А как же другие? А как же правое дело?
Он задыхался от боли, временами казалось, что печень раздуется и лопнет, боль сжимала грудь, боль от злости.
Он знал, что злиться опасно, от злости портится кровь, разум затмевается, злость мешает думать, и, проходя мимо старой мшистой ели, он с размаху саданул по ней прикладом бесполезной теперь двустволки. Та переломилась с сухим треском, приклад, пристегнутый к ремню, больно стукнул по ноге, но боль та была пустяком по сравнению с болью сердца.
На лесной опушке он наткнулся на мертвое тело.
Дружинник из Айзпуте. Старуха мать весь лес обегала, пока собака не вывела на эту опушку, и теперь старая стояла, воздев руки к небу, призывая все самые страшные кары на головы убийц родного сына:
"Вороны мертвым глаза выклевывают, вы хуже воронов, у живых глаза клюете!
Свиньи поедают раненую тварь, вы хуже, чем свиньи, живых живьем пожираете!
Чтоб сгорели вы на малом пламени, чтобы в жилах ваших кровь с песком перемешалась, чтоб мозги у вас повысохли, как ласточкины гнезда, чтобы кости ваши, как сухой бурьян, ломались, чтобы в глотки вам колы нетесаные загоняли, чтобы кишки у вас и селезенка, как сита, прохудились, чтобы вас черви заживо источили!"
Выбившись из сил, старая примолкла. Ворожея, причитательница, мудрости народной хранительница, она помнила древние проклятия.

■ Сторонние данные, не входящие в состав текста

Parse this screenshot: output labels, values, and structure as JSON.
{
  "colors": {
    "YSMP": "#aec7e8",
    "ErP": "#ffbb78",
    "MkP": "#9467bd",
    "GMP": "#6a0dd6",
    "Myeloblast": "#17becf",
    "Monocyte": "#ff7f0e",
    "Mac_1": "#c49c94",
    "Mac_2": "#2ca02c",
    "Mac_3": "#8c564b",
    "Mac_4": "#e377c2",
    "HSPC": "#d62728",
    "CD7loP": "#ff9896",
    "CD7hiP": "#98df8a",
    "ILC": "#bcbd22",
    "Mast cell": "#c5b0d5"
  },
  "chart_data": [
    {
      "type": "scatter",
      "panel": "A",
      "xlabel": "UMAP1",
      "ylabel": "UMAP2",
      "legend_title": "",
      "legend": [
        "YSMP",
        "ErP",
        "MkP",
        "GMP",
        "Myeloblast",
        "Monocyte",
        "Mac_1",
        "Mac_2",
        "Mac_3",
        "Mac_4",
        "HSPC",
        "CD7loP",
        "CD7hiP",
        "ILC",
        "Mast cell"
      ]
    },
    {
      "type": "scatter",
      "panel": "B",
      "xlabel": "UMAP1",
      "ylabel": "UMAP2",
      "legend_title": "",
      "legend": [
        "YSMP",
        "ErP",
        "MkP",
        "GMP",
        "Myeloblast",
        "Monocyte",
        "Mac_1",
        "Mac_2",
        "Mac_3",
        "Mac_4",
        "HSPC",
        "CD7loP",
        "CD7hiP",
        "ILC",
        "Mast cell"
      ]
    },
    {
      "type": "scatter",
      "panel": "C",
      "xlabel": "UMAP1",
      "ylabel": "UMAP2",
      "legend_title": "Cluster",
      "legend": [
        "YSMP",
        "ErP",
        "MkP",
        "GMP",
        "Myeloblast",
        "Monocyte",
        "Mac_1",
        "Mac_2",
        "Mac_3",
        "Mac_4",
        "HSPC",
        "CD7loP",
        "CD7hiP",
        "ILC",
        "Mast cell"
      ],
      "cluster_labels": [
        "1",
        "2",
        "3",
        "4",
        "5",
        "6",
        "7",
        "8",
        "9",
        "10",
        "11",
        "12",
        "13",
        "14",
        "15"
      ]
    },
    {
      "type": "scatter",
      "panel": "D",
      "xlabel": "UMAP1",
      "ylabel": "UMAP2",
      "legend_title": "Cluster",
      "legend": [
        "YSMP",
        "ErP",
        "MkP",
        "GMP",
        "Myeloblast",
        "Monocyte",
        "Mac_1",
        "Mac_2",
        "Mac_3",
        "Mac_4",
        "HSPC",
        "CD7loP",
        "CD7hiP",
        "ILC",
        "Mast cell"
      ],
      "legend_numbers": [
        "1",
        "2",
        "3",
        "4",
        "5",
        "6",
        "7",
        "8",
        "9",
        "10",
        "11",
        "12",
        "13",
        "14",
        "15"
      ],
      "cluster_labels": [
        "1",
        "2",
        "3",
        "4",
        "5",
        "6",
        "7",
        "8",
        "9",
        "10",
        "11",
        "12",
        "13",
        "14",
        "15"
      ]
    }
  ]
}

И сколько праведного гнева было в ее словах!
Слова, словно птицы, вздымались над лесом, унося с собой несказанную боль и ненависть, слова распускались на ветвях деревьев, слова падали в землю, прорастали семенами, и люди собирали те слова вместе с ягодами, пили их с березовым соком. А позднее крестьяне срубили ту ель, под которой ворожила и голосила старуха, ель распилили, раскололи, высушили, свезли в город и продали, и еловые поленья запылали в печах, и зимними вечерами люди смотрели на огонь, и в огне возникали былые битвы, и опять звучал голос зовущего.